As described above, according to the present invention, the supply and discharge device is provided with the second frontage for discharging the sample and the first frontage for supplying the sample so as to face each other. It is not necessary to rotate the sample holder when discharging and loading the sample, so that the sample can be loaded at the input position of the sample holder. Therefore, it is not necessary to transport the sample holder from the loading position to the loading position, so that the transport cycle time is shortened and the analysis cycle time is shortened. Also, the structure of the loading device is simplified.
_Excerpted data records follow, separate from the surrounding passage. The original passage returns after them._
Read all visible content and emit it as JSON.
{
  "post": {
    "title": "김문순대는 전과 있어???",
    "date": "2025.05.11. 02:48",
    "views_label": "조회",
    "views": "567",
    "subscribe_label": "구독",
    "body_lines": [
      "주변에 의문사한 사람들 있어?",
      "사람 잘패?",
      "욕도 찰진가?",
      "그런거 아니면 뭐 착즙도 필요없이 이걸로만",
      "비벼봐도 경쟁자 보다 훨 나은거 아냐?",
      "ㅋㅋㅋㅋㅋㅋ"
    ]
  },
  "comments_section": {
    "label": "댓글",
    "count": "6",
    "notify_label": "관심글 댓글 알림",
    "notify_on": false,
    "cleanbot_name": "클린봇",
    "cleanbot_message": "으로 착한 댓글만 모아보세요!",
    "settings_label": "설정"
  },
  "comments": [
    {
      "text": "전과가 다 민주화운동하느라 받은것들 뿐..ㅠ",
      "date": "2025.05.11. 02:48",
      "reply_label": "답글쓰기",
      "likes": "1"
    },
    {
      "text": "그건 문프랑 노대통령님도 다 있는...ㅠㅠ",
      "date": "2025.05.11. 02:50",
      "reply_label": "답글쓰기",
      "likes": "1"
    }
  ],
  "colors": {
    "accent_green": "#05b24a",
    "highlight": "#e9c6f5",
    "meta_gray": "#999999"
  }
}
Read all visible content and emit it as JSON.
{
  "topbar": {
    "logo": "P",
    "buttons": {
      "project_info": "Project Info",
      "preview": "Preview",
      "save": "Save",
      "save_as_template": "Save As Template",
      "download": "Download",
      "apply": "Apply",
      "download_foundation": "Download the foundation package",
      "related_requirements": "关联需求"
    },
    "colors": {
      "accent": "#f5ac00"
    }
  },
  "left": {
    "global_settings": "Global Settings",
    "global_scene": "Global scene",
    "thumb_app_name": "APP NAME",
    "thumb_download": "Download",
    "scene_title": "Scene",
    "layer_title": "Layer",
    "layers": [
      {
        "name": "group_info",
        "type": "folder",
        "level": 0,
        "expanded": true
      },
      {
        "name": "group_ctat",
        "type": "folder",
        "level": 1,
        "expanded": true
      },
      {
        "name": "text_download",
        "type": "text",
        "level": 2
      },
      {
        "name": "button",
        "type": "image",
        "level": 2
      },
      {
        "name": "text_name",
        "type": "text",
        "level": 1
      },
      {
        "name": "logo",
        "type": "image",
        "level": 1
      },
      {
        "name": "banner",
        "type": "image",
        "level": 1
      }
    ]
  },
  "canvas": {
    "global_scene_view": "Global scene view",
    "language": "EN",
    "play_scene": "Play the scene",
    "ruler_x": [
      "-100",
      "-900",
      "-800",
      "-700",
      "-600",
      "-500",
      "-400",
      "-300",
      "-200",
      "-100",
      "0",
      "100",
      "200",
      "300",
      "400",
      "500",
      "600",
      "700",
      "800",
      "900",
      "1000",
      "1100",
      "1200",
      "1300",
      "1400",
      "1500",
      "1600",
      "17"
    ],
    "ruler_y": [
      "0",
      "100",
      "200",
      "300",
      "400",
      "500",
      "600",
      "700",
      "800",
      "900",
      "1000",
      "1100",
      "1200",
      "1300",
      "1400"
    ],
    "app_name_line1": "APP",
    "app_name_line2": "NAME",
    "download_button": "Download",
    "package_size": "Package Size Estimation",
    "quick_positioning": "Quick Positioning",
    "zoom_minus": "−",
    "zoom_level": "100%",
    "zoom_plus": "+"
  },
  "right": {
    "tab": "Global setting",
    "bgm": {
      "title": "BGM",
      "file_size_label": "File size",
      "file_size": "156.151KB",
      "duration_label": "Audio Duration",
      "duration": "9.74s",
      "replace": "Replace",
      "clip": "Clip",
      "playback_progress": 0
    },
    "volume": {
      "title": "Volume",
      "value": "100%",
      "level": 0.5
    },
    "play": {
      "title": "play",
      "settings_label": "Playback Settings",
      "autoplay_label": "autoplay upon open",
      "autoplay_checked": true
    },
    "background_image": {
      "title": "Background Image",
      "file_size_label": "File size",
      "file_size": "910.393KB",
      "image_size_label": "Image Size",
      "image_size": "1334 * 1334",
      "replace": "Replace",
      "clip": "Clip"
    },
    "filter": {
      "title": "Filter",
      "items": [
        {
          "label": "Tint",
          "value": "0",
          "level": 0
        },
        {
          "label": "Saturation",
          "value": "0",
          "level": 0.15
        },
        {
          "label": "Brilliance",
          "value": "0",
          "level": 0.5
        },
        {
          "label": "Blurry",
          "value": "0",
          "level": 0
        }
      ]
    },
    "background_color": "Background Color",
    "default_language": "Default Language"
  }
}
[Brief description of the drawings]

FIG. 1 is a schematic plan view of a sample loading device in a fluorescent X-ray analyzer according to an embodiment of the present invention.

FIG. 2 is a schematic cross-sectional view of the X-ray fluorescence analyzer at the input position.

3A and 3B are a plan cross-sectional view and a vertical cross-sectional view illustrating a method of supplying and discharging a sample.

FIG. 4 is a schematic sectional view of the X-ray fluorescence analyzer at an analysis position.

FIG. 5 is a plan view and a side view of the supply / discharge device.

FIG. 6 is a side view showing the operation of the supply / discharge device.

FIG. 7 is a side view showing a conventional sample holder.

FIG. 8 is a plan sectional view showing a conventional sample supply / discharge method.

[Explanation of symbols]

11: loading space forming device, 20: supply / discharge device, 5
0: sample holder, 50b: first frontage, 50c: second frontage, 51: holder base, 52: upper plate, 53: support,
54: sample table, 55: coil spring (spring), 56
... Sample, P1 ... Position position,

──────────────────────────────────────────────────続 き Continued on front page (58) Field surveyed (Int.Cl. ⁶ , DB name) G01N 23/223 G01N 1/00-1/44

Claims (1)

(57) [Scope of request for utility model registration] A plurality of supporting columns provided between the upper plate and the holder base, wherein the sample base and the upper plate are connected to each other by a spring force of a spring provided between the holder base and the sample base. A sample holder for holding a sample between them, a loading space forming device for increasing a distance between the sample table and the upper plate in the sample holder to create a loading space for the sample, and entering the loading space and discharging the sample from the sample holder And a supply / discharge device for supplying the next another sample to the loading space, a first frontage formed between the columns to supply the sample, and a first port formed between the columns to discharge the sample. The second frontage is formed at a position facing each other, and the loading position for loading the sample holder into the analyzer and the loading position for loading / discharging the sample are set at the same position. X-ray analysis equipment Loading device of the sample in.